After Harrison returned to the UK, Louise continued to visit Schafer, urging him to play The Beatles’ new singles. “Louise came to the station several times over the summer asking us to play the Beatles’ music, which up to that time had only been available in England,” Schafer told the Illinois Times in 2013.

On October 13th, 1963, The Beatles recorded ‘I Want to Hold Your Hand’ as their first four-track single. The track was subsequently issued in the UK on November 29th, with ‘This Boy’ as its B-side and on December 26th in the US, with ‘I Saw Her Standing There’ on its B-side.

Although the Fab Four had already released a handful of singles in the States, including September’s ‘She Loves You’, they had fallen short of the virulence to which manager Brian Epstein aspired. Understanding the importance of the American market, Epstein encouraged Lennon and McCartney to write a pop song tailored to US tastes.

At the time, McCartney was lodging at the London residence belonging to the parents of his then-girlfriend, Jane Asher. Here, he and Lennon wrote ‘I Want to Hold Your Hand’ in the basement, a small music room where Margaret Asher taught oboe lessons.

“We wrote a lot of stuff together, one on one, eyeball to eyeball,” Lennon reflected in a 1980 interview with Playboy. “Like in ‘I Want to Hold Your Hand,’ I remember when we got the chord that made the song. We were in Jane Asher’s house, downstairs in the cellar, playing on the piano at the same time. And we had, ‘Oh you-u-u/ got that something …’ And Paul hits this chord, and I turn to him and say, ‘That’s it!’ I said, ‘Do that again!’ In those days, we really used to absolutely write like that—both playing into each other’s noses.”

Although the single appeared just as compatible with the American climate as its predecessor, ‘She Loves You’, which struck number one in the UK, ‘I Want to Hold Your Hand’ became the first US number-one single for The Beatles on January 18th, 1964. This crucial milestone marked the true beginning of Beatlemania across the pond.

In 1964, The Beatles set a record of seven US number-one hits in one year, with ‘She Loves You’, ‘Can’t Buy Me Love’, ‘Love Me Do’, ‘A Hard Day’s Night’, ‘I Feel Fine’ and ‘Eight Days a Week’ all following suit. To this day, the record remains unbroken.

In February 1964, Harrison returned to the US with three famous friends in tow. The Fab Four duly consolidated their position at the British Invasion vanguard with a monumental TV performance on The Ed Sullivan Show. After rattling through their early hits, The Beatles closed the set with ‘I Want to Hold Your Hand’ to rapturous applause.
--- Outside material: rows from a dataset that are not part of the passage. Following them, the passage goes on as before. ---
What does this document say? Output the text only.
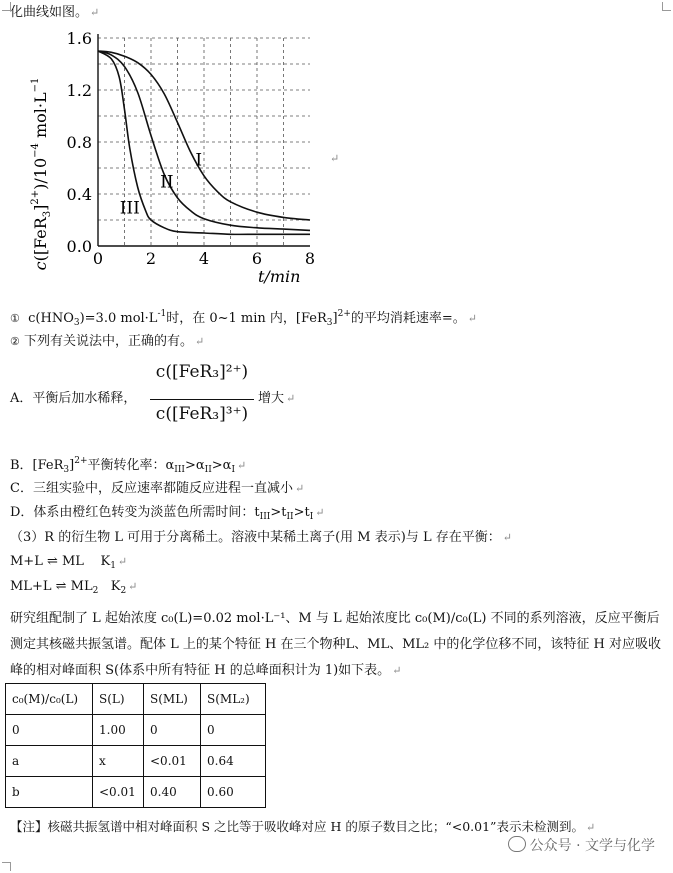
化曲线如图。 ↵
I
II
III
0	2	4	6	8
0.0
0.4
0.8
1.2
1.6
t/min
$c([FeR_3]^{2+})/10^{-4}$ $mol\cdot L^{-1}$
↵
① $c(HNO_3)=3.0$ $mol\cdot L^{-1}$时，在 0~1 min 内，$[FeR_3]^{2+}$的平均消耗速率=。 ↵
② 下列有关说法中，正确的有。 ↵
A．平衡后加水稀释，
c([FeR₃]²⁺)
c([FeR₃]³⁺)
增大 ↵
B．$[FeR_3]^{2+}$平衡转化率：$\alpha_{III}>\alpha_{II}>\alpha_I$ ↵
C．三组实验中，反应速率都随反应进程一直减小 ↵
D．体系由橙红色转变为淡蓝色所需时间：$t_{III}>t_{II}>t_I$ ↵
（3）R 的衍生物 L 可用于分离稀土。溶液中某稀土离子(用 M 表示)与 L 存在平衡： ↵
M+L ⇌ ML $K_1$ ↵
ML+L ⇌ $ML_2$ $K_2$ ↵
研究组配制了 L 起始浓度 c₀(L)=0.02 mol·L⁻¹、M 与 L 起始浓度比 c₀(M)/c₀(L) 不同的系列溶液，反应平衡后测定其核磁共振氢谱。配体 L 上的某个特征 H 在三个物种L、ML、ML₂ 中的化学位移不同，该特征 H 对应吸收峰的相对峰面积 S(体系中所有特征 H 的总峰面积计为 1)如下表。 ↵
c₀(M)/c₀(L)	S(L)	S(ML)	S(ML₂)
0	1.00	0	0
a	x	<0.01	0.64
b	<0.01	0.40	0.60
【注】核磁共振氢谱中相对峰面积 S 之比等于吸收峰对应 H 的原子数目之比；“<0.01”表示未检测到。 ↵
公众号 · 文学与化学
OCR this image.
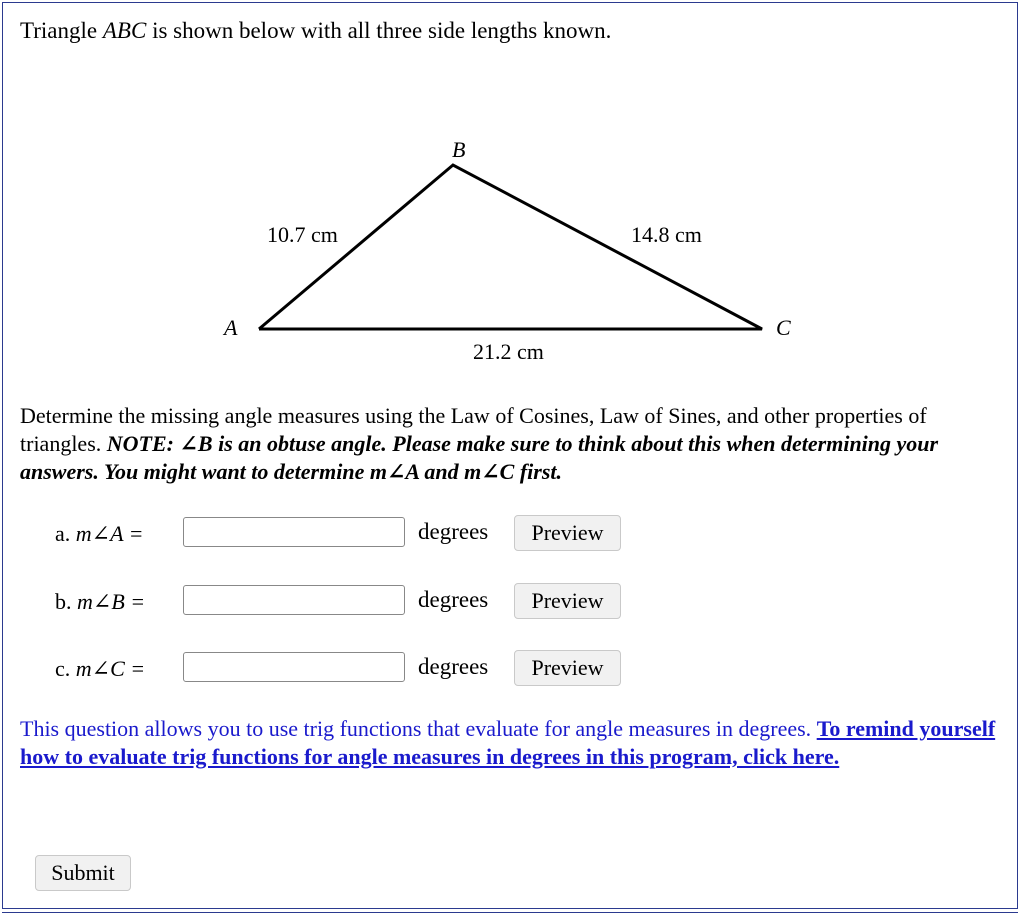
Triangle ABC is shown below with all three side lengths known.
B
A	C
10.7 cm	14.8 cm
21.2 cm
Determine the missing angle measures using the Law of Cosines, Law of Sines, and other properties of triangles. NOTE: ∠B is an obtuse angle. Please make sure to think about this when determining your answers. You might want to determine m∠A and m∠C first.
a. m∠A =	degrees	Preview
b. m∠B =	degrees	Preview
c. m∠C =	degrees	Preview
This question allows you to use trig functions that evaluate for angle measures in degrees. To remind yourself how to evaluate trig functions for angle measures in degrees in this program, click here.
Submit
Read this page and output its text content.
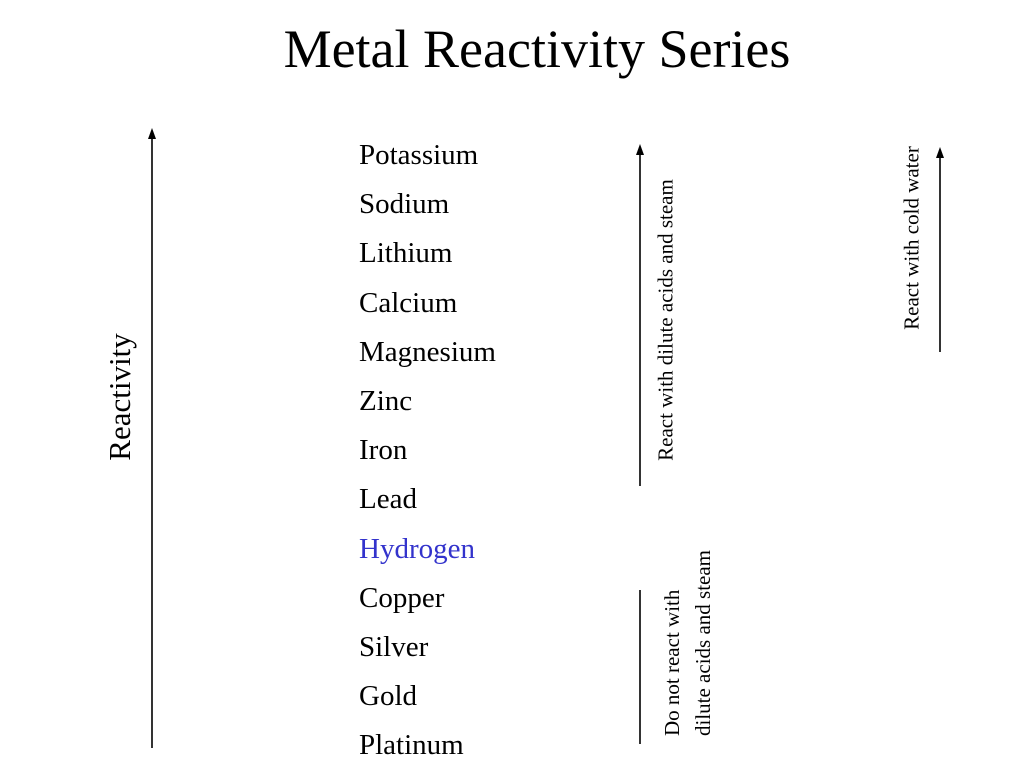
Metal Reactivity Series
Reactivity
Potassium
Sodium
Lithium
Calcium
Magnesium
Zinc
Iron
Lead
Hydrogen
Copper
Silver
Gold
Platinum
React with dilute acids and steam	React with cold water
Do not react with dilute acids and steam
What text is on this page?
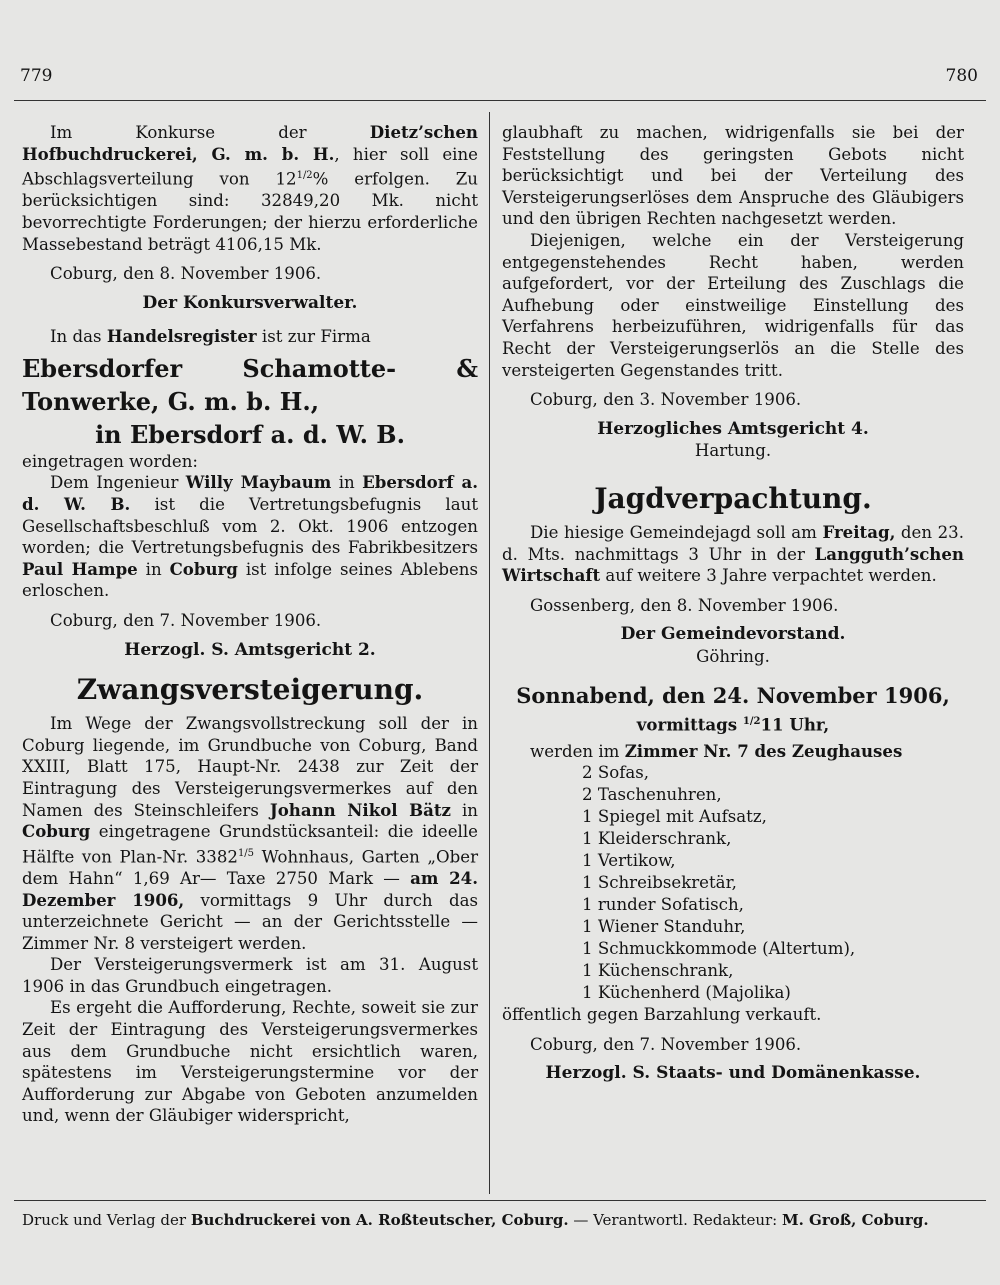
779	780

Im Konkurse der Dietz’schen Hofbuchdruckerei, G. m. b. H., hier soll eine Abschlagsverteilung von $12^{1/2}\%$ erfolgen. Zu berücksichtigen sind: 32849,20 Mk. nicht bevorrechtigte Forderungen; der hierzu erforderliche Massebestand beträgt 4106,15 Mk.

Coburg, den 8. November 1906.

Der Konkursverwalter.

In das Handelsregister ist zur Firma

Ebersdorfer Schamotte- & Tonwerke, G. m. b. H.,

in Ebersdorf a. d. W. B.

eingetragen worden:

Dem Ingenieur Willy Maybaum in Ebersdorf a. d. W. B. ist die Vertretungsbefugnis laut Gesellschaftsbeschluß vom 2. Okt. 1906 entzogen worden; die Vertretungsbefugnis des Fabrikbesitzers Paul Hampe in Coburg ist infolge seines Ablebens erloschen.

Coburg, den 7. November 1906.

Herzogl. S. Amtsgericht 2.

Zwangsversteigerung.

Im Wege der Zwangsvollstreckung soll der in Coburg liegende, im Grundbuche von Coburg, Band XXIII, Blatt 175, Haupt-Nr. 2438 zur Zeit der Eintragung des Versteigerungsvermerkes auf den Namen des Steinschleifers Johann Nikol Bätz in Coburg eingetragene Grundstücksanteil: die ideelle Hälfte von Plan-Nr. $3382^{1/5}$ Wohnhaus, Garten „Ober dem Hahn“ 1,69 Ar— Taxe 2750 Mark — am 24. Dezember 1906, vormittags 9 Uhr durch das unterzeichnete Gericht — an der Gerichtsstelle — Zimmer Nr. 8 versteigert werden.

Der Versteigerungsvermerk ist am 31. August 1906 in das Grundbuch eingetragen.

Es ergeht die Aufforderung, Rechte, soweit sie zur Zeit der Eintragung des Versteigerungsvermerkes aus dem Grundbuche nicht ersichtlich waren, spätestens im Versteigerungstermine vor der Aufforderung zur Abgabe von Geboten anzumelden und, wenn der Gläubiger widerspricht,

glaubhaft zu machen, widrigenfalls sie bei der Feststellung des geringsten Gebots nicht berücksichtigt und bei der Verteilung des Versteigerungserlöses dem Anspruche des Gläubigers und den übrigen Rechten nachgesetzt werden.

Diejenigen, welche ein der Versteigerung entgegenstehendes Recht haben, werden aufgefordert, vor der Erteilung des Zuschlags die Aufhebung oder einstweilige Einstellung des Verfahrens herbeizuführen, widrigenfalls für das Recht der Versteigerungserlös an die Stelle des versteigerten Gegenstandes tritt.

Coburg, den 3. November 1906.

Herzogliches Amtsgericht 4.

Hartung.

Jagdverpachtung.

Die hiesige Gemeindejagd soll am Freitag, den 23. d. Mts. nachmittags 3 Uhr in der Langguth’schen Wirtschaft auf weitere 3 Jahre verpachtet werden.

Gossenberg, den 8. November 1906.

Der Gemeindevorstand.

Göhring.

Sonnabend, den 24. November 1906,

vormittags $^{1/2}$11 Uhr,

werden im Zimmer Nr. 7 des Zeughauses

2 Sofas,
2 Taschenuhren,
1 Spiegel mit Aufsatz,
1 Kleiderschrank,
1 Vertikow,
1 Schreibsekretär,
1 runder Sofatisch,
1 Wiener Standuhr,
1 Schmuckkommode (Altertum),
1 Küchenschrank,
1 Küchenherd (Majolika)

öffentlich gegen Barzahlung verkauft.

Coburg, den 7. November 1906.

Herzogl. S. Staats- und Domänenkasse.

Druck und Verlag der Buchdruckerei von A. Roßteutscher, Coburg. — Verantwortl. Redakteur: M. Groß, Coburg.
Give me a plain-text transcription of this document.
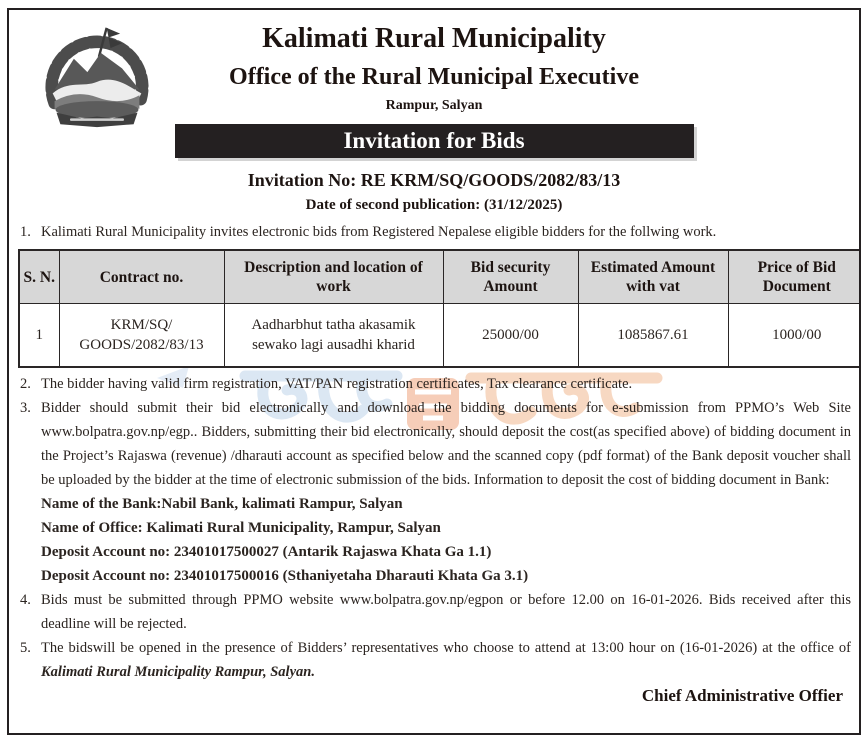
Kalimati Rural Municipality
Office of the Rural Municipal Executive
Rampur, Salyan
Invitation for Bids
Invitation No: RE KRM/SQ/GOODS/2082/83/13
Date of second publication: (31/12/2025)
1. Kalimati Rural Municipality invites electronic bids from Registered Nepalese eligible bidders for the follwing work.
S. N.	Contract no.	Description and location of work	Bid security Amount	Estimated Amount with vat	Price of Bid Document
1	KRM/SQ/ GOODS/2082/83/13	Aadharbhut tatha akasamik sewako lagi ausadhi kharid	25000/00	1085867.61	1000/00
2. The bidder having valid firm registration, VAT/PAN registration certificates, Tax clearance certificate.
3. Bidder should submit their bid electronically and download the bidding documents for e-submission from PPMO’s Web Site www.bolpatra.gov.np/egp.. Bidders, submitting their bid electronically, should deposit the cost(as specified above) of bidding document in the Project’s Rajaswa (revenue) /dharauti account as specified below and the scanned copy (pdf format) of the Bank deposit voucher shall be uploaded by the bidder at the time of electronic submission of the bids. Information to deposit the cost of bidding document in Bank:
Name of the Bank:Nabil Bank, kalimati Rampur, Salyan
Name of Office: Kalimati Rural Municipality, Rampur, Salyan
Deposit Account no: 23401017500027 (Antarik Rajaswa Khata Ga 1.1)
Deposit Account no: 23401017500016 (Sthaniyetaha Dharauti Khata Ga 3.1)
4. Bids must be submitted through PPMO website www.bolpatra.gov.np/egpon or before 12.00 on 16-01-2026. Bids received after this deadline will be rejected.
5. The bidswill be opened in the presence of Bidders’ representatives who choose to attend at 13:00 hour on (16-01-2026) at the office of Kalimati Rural Municipality Rampur, Salyan.
Chief Administrative Offier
Over the decades since, several high-profile entertainers, including Billy Joel, Bruce Springsteen, Tom Petty and Gene Simmons, have cited this TV appearance as a crucial eureka moment. Meanwhile, Bob Dylan, who enjoyed a concurrent rise to prominence, would soon be inspired to incorporate contemporary rock elements into his foundational folk aesthetic.

Dylan’s rock segue was inspired in no small part by The Beatles’ success. In 2015, NME asked Dylan to name his favourite song by The Beatles. Picking out ‘I Want to Hold Your Hand’, the Nobel Prize winner commented: “They were doing things nobody was doing. Their chords were outrageous, just outrageous, and their harmonies made it all valid… I knew they were pointing the direction of where music had to go.”